Former Emerging Creative Thebe Magugu has long championed the strength of the modern South African woman through his fashion creations. In his newest autumn/winter collection dubbed Home Economics, the Johannesburg-based designer continues the conversation with commentary on the unspoken yet silently enforced expectations put on the majority of women to become the ideal homemaker.
Having debuted at South African Fashion Week 2017, Home Economics features Magugu’s signature blending of disparate style concepts such as masculinity and femininity, tradition and experimentation. Though Magugu’s level of craft speaks for itself, his work has moved to a more socially aware space – Home Economics was born as reactionary commentary on the current political climate in South Africa and abroad, using the largely female-slanted high school subject of Home Economics as an encapsulating symbol.
“Women who assert any sense of self-government are always seen as a threat to be stifled, stemming from the damaging fear of the feminine – that’s why they can be discredited as problematic or discarded in their field,” says the designer, “This collection is commentary on that – references about homemaking & consumerism communicate ideas of expectation and disposability.”
Magugu’s treatment of the subject extends even to the colour palette and patterning of the garments. His choices were made to represent the cleaning materials often found beneath the kitchen sink and the visual effect acting as a metaphor for the caustic attitude that fiercely independent women are sometimes met with.
“The colours remind one of chemicals that reacted badly with one another – magnesium purples, high-in-alkaline pinks with sulphuric brightness.”
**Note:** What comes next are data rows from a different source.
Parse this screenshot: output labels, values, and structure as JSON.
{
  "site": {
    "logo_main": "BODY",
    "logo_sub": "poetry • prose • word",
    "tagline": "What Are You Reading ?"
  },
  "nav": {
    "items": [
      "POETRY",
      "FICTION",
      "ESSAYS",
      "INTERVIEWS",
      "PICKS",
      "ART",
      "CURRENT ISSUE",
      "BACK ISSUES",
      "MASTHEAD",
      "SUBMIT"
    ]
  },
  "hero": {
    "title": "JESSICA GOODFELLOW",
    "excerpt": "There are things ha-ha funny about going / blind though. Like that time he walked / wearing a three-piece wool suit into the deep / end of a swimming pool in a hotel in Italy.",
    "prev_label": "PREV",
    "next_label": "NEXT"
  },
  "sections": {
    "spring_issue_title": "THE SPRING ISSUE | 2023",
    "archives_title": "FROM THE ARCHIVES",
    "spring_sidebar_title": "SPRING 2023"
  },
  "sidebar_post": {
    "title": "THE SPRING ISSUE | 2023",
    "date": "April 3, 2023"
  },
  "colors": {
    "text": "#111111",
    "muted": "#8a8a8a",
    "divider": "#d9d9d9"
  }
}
Though the subject matter of Home Economics has a more serious undertone, Magugu maintains that optimism makes the look. It is the strength of the female figures in his own life that he celebrates through his work and urges others to celebrate within their own lives. As a natural evolution from one collection to the next, the designer creates a narrative of a woman who passes through multiple stages of life, one garment at a time.
“There is a subversive beauty made from the very difficulty that she experiences in today’s socio-political climate. In the last summer/spring season for Geology, she clicked out to escape into the wild. Now she’s back, aware of herself, her environment, and her relation to it,” says Magugu, “This is a woman making do with what she has been dealt and not letting it diminish the undeniable autonomy she – and every other woman – has.”
The runway debut of Home Economics saw the collaboration between Magugu and another former Emerging Creative, Gillian Lawrence, whose jewellery festooned each model and gave the outfits a more complex character. According to him, “Lawrence's brand, LORNE, gave the collection an added dimension with incredible pieces which seem to feel both fragile yet sturdy, masculine yet feminine, quaint yet intimidating.”